On Feb. 5, Nova Scotia Supreme Court Justice Michael Wood granted QuadrigaCX’s application for creditor protection. The embattled cryptocurrency exchange says it cannot access some $180 million worth of customers’ cyrptocurrency stored in virtual safes that may only be accessible through its defunct CEO’s encrypted laptop.
The court has ordered Ernst and Young, which has been appointed monitor in the proceedings, to take possession of the laptop.
But experts who have analyzed publicly available cryptocurrency transfer patterns say there’s little sign of digital vaults stuffed with millions and linked to Quadriga.
“All the analysis done so far has turned up no sign of the cold wallets they’ve been talking about,” Max Galka, cofounder and CEO of Elementus, an analytics firm, told Global News.
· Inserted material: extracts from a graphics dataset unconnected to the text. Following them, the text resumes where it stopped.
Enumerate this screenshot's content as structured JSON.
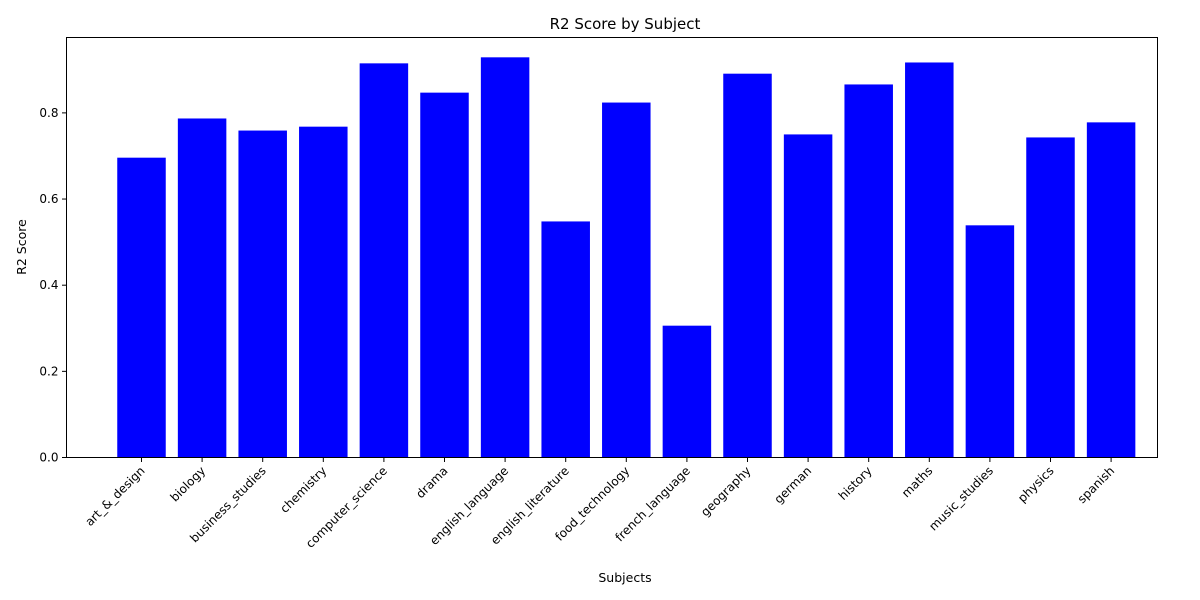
{
  "chart_data": {
    "type": "bar",
    "title": "R2 Score by Subject",
    "xlabel": "Subjects",
    "ylabel": "R2 Score",
    "ylim": [
      0,
      0.975
    ],
    "yticks": [
      "0.0",
      "0.2",
      "0.4",
      "0.6",
      "0.8"
    ],
    "ytick_values": [
      0,
      0.2,
      0.4,
      0.6,
      0.8
    ],
    "grid": false,
    "bar_color": "#0000ff",
    "categories": [
      "art_&_design",
      "biology",
      "business_studies",
      "chemistry",
      "computer_science",
      "drama",
      "english_language",
      "english_literature",
      "food_technology",
      "french_language",
      "geography",
      "german",
      "history",
      "maths",
      "music_studies",
      "physics",
      "spanish"
    ],
    "values": [
      0.696,
      0.787,
      0.759,
      0.768,
      0.915,
      0.847,
      0.929,
      0.548,
      0.824,
      0.306,
      0.891,
      0.75,
      0.866,
      0.917,
      0.539,
      0.743,
      0.778
    ]
  }
}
“Cold wallets” is crypto lingo for virtual storage where companies often hold the majority of their funds. Because they’re held offline, cold wallets are deemed more secure than so-called hot wallets, which are maintained on servers and generally handle day-to-day transactions, much like the cash sitting at a bank teller’s desk.
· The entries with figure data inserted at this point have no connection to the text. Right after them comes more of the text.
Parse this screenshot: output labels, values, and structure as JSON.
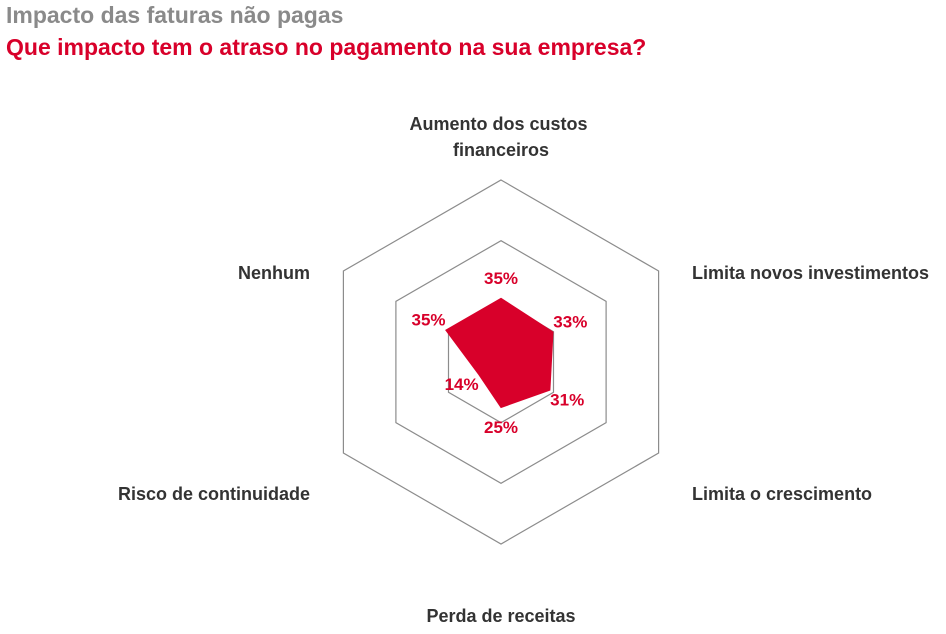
{
  "header": {
    "title": "Impacto das faturas não pagas",
    "subtitle": "Que impacto tem o atraso no pagamento na sua empresa?"
  },
  "chart_data": {
    "type": "radar",
    "title": "Impacto das faturas não pagas",
    "subtitle": "Que impacto tem o atraso no pagamento na sua empresa?",
    "categories": [
      "Aumento dos custos financeiros",
      "Limita novos investimentos",
      "Limita o crescimento",
      "Perda de receitas",
      "Risco de continuidade",
      "Nenhum"
    ],
    "category_lines": [
      [
        "Aumento dos custos",
        "financeiros"
      ],
      [
        "Limita novos investimentos"
      ],
      [
        "Limita o crescimento"
      ],
      [
        "Perda de receitas"
      ],
      [
        "Risco de continuidade"
      ],
      [
        "Nenhum"
      ]
    ],
    "values": [
      35,
      33,
      31,
      25,
      14,
      35
    ],
    "value_labels": [
      "35%",
      "33%",
      "31%",
      "25%",
      "14%",
      "35%"
    ],
    "unit": "%",
    "rmax": 100,
    "grid_levels": [
      0,
      33.33,
      66.67,
      100
    ],
    "grid": true,
    "legend": false,
    "colors": {
      "fill": "#d8002a",
      "grid": "#8c8c8c",
      "label": "#333333",
      "value": "#d8002a"
    }
  }
}
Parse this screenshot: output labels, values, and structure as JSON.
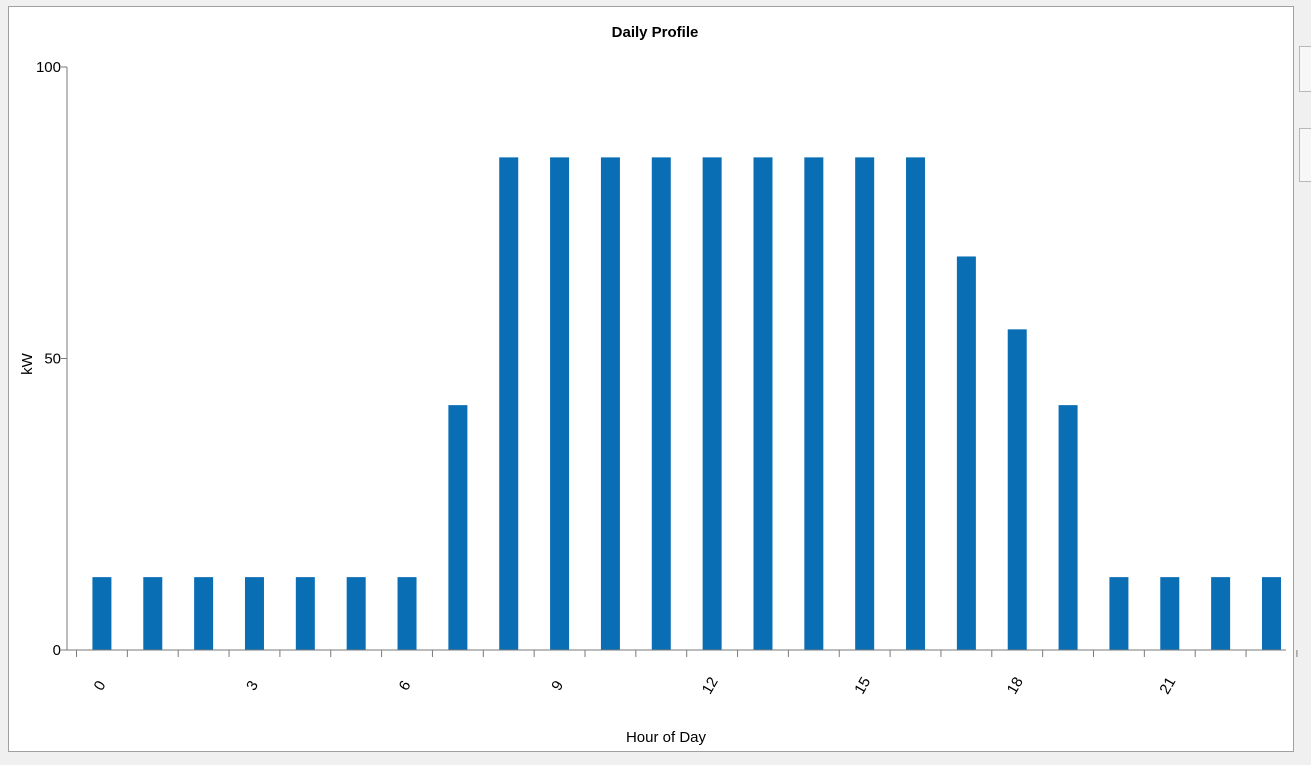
{
  "chart_data": {
    "type": "bar",
    "title": "Daily Profile",
    "xlabel": "Hour of Day",
    "ylabel": "kW",
    "categories": [
      0,
      1,
      2,
      3,
      4,
      5,
      6,
      7,
      8,
      9,
      10,
      11,
      12,
      13,
      14,
      15,
      16,
      17,
      18,
      19,
      20,
      21,
      22,
      23
    ],
    "x_tick_labels": [
      "0",
      "3",
      "6",
      "9",
      "12",
      "15",
      "18",
      "21"
    ],
    "y_tick_labels": [
      "0",
      "50",
      "100"
    ],
    "values": [
      12.5,
      12.5,
      12.5,
      12.5,
      12.5,
      12.5,
      12.5,
      42,
      84.5,
      84.5,
      84.5,
      84.5,
      84.5,
      84.5,
      84.5,
      84.5,
      84.5,
      67.5,
      55,
      42,
      12.5,
      12.5,
      12.5,
      12.5
    ],
    "ylim": [
      0,
      100
    ],
    "grid": false,
    "bar_color": "#0a6eb4"
  }
}
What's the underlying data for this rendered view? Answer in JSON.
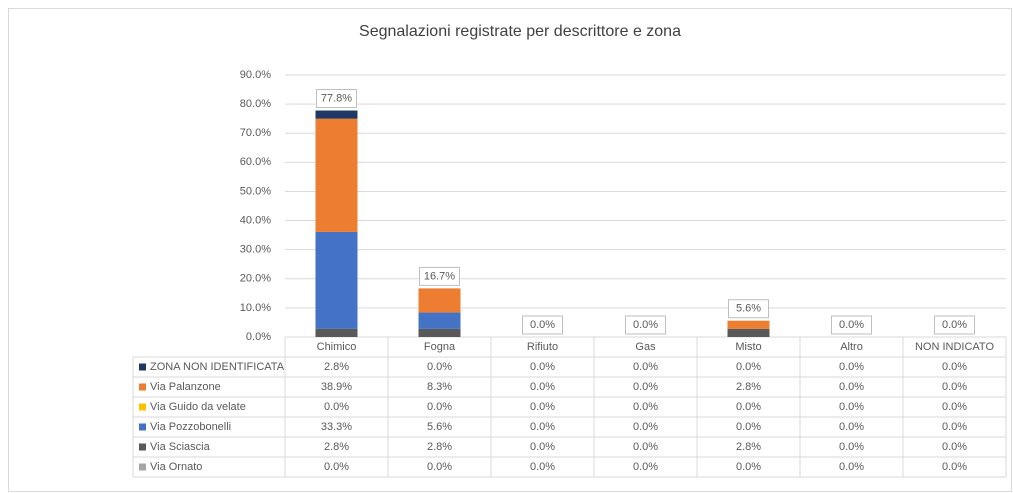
{
  "chart_data": {
    "type": "stacked_bar",
    "title": "Segnalazioni registrate per descrittore e zona",
    "categories": [
      "Chimico",
      "Fogna",
      "Rifiuto",
      "Gas",
      "Misto",
      "Altro",
      "NON INDICATO"
    ],
    "series": [
      {
        "name": "ZONA NON IDENTIFICATA",
        "color": "#203864",
        "values": [
          2.8,
          0,
          0,
          0,
          0,
          0,
          0
        ],
        "value_labels": [
          "2.8%",
          "0.0%",
          "0.0%",
          "0.0%",
          "0.0%",
          "0.0%",
          "0.0%"
        ]
      },
      {
        "name": "Via Palanzone",
        "color": "#ed7d31",
        "values": [
          38.9,
          8.3,
          0,
          0,
          2.8,
          0,
          0
        ],
        "value_labels": [
          "38.9%",
          "8.3%",
          "0.0%",
          "0.0%",
          "2.8%",
          "0.0%",
          "0.0%"
        ]
      },
      {
        "name": "Via Guido da velate",
        "color": "#ffc000",
        "values": [
          0,
          0,
          0,
          0,
          0,
          0,
          0
        ],
        "value_labels": [
          "0.0%",
          "0.0%",
          "0.0%",
          "0.0%",
          "0.0%",
          "0.0%",
          "0.0%"
        ]
      },
      {
        "name": "Via Pozzobonelli",
        "color": "#4472c4",
        "values": [
          33.3,
          5.6,
          0,
          0,
          0,
          0,
          0
        ],
        "value_labels": [
          "33.3%",
          "5.6%",
          "0.0%",
          "0.0%",
          "0.0%",
          "0.0%",
          "0.0%"
        ]
      },
      {
        "name": "Via Sciascia",
        "color": "#595959",
        "values": [
          2.8,
          2.8,
          0,
          0,
          2.8,
          0,
          0
        ],
        "value_labels": [
          "2.8%",
          "2.8%",
          "0.0%",
          "0.0%",
          "2.8%",
          "0.0%",
          "0.0%"
        ]
      },
      {
        "name": "Via Ornato",
        "color": "#a5a5a5",
        "values": [
          0,
          0,
          0,
          0,
          0,
          0,
          0
        ],
        "value_labels": [
          "0.0%",
          "0.0%",
          "0.0%",
          "0.0%",
          "0.0%",
          "0.0%",
          "0.0%"
        ]
      }
    ],
    "totals": [
      77.8,
      16.7,
      0,
      0,
      5.6,
      0,
      0
    ],
    "total_labels": [
      "77.8%",
      "16.7%",
      "0.0%",
      "0.0%",
      "5.6%",
      "0.0%",
      "0.0%"
    ],
    "ylim": [
      0,
      90
    ],
    "yticks": [
      {
        "value": 0,
        "label": "0.0%"
      },
      {
        "value": 10,
        "label": "10.0%"
      },
      {
        "value": 20,
        "label": "20.0%"
      },
      {
        "value": 30,
        "label": "30.0%"
      },
      {
        "value": 40,
        "label": "40.0%"
      },
      {
        "value": 50,
        "label": "50.0%"
      },
      {
        "value": 60,
        "label": "60.0%"
      },
      {
        "value": 70,
        "label": "70.0%"
      },
      {
        "value": 80,
        "label": "80.0%"
      },
      {
        "value": 90,
        "label": "90.0%"
      }
    ],
    "grid": true
  }
}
Instead, the company appears to have been transferring money from its hot wallets to other crypto exchanges, Galka said.
WATCH: Canadian cryptocurrency exchange QuadrigaCX granted creditor protection
While cryptocurrency exchanges like Quadriga may choose to store customers’ money on other exchanges rather than in their own virtual vaults, those transfers appear to be at odds with the business model described by the company in court filings. At least one other independent analysis corroborates Galka’s assertions, Global News has learned.
That research further complicates the picture around Quadriga, whose spectacular meltdown has drawn the eyes of the world to Canada’s cryptocurrency sector.
The crypto exchange, which launched in 2013, went into a tailspin after the sudden passing of its 30-year-old CEO, Gerald Cotten, who died unexpectedly during a trip to India in December.
Quadriga ceased operations in late January, saying it was facing severe liquidity issues. It filed for creditor protection in Nova Scotia on Jan. 31.
The company currently has only $375,000 in cash and owes to more than 100,000 customers a total of approximately $250 million, $180 million of which is in cryptocurrency, according to court documents.
Jennifer Robertson, Cotten’s widow, has taken the reins of the company but says she had no involvement in the business while her husband was alive, the filings show.
The company even engaged an expert to try and break into the laptop in order to recover access to the funds but to no avail, the documents show.
Cotten ran the company’s business from his laptop and was exclusively responsible for transferring money between hot and cold wallets. He was Quadriga’s sole officer and director, according to the court filings.
But while the focus of attention has so far been the laptop, Galka and others have been looking at the blockchain, the digital ledger where cryptocurrency transactions are recorded.
Researchers can access publicly available digital records to follow money trails.
WATCH: What is blockchain? The technology that supports cryptocurrency?
When Galka analyzed Quadriga’s history of transactions in Ethereum, he found no evidence of cold wallets holding millions.
There are about 60 million accounts on the Ethereum blockchain and only around 20 that hold the balance that Quadriga claims to have. But none of them seem to belong to the exchange, Galka said.
“We have looked at every single address on the blockchain that Quadriga transacted with — it’s hundreds of thousands of addresses — and, in our opinion, none of them even remotely fits the profile of a cold wallet.”
James Edwards, an independent cryptocurrency analyst who publishes his findings on a website called Zerononcense, appears to have been the first to flag a possible lack of cold wallets associated with Quadriga.
“It appears that there are no identifiable cold wallet reserves for QuadrigaCX,” Edwards concluded in a publicly available report.
At Elementus, Galka said he traced some funds likely coming from Quadriga to ShapeShift, a U.S.-based cryptocurrency exchange that has been the subject of a Wall Street Journal (WSJ) investigation into money laundering.
ShapeShift CEO Erik Voorhees told Global News via email that his company has found “a number of transactions potentially related to QuadrigaCX going back to 2016, though these may simply be Quadriga’s customers.”
As for the WSJ article, which claimed in September that “a parade of suspected criminals” had been using ShapeShift to hide funds, Voorhees said it was “nonsense.”
The company has published a rebuttal to the WSJ inquiry. More recently, it provided a report stating that it assisted with 60 law enforcement inquiries from around the world, a volume that it characterized as “pretty typical” for cryptocurrency businesses of its size.
Voorhees said the company would be ready to help with any lawful investigation regarding Quadriga.
Richard Niedermayer, a lawyer with Stewart McKelvey in Halifax who represents Robertson, declined to comment, pointing instead to Quadriga’s latest update on the court proceedings.
For his part, Galka said the fact that Quadriga’s cryptocurrency seems to have been transferred to other exchanges instead of cold wallets may be good news for users.
“Recovering the passwords from an encrypted computer — that sounds like quite a difficult task,” he said. “But it seems at least possible that the funds are just sitting in other exchanges.”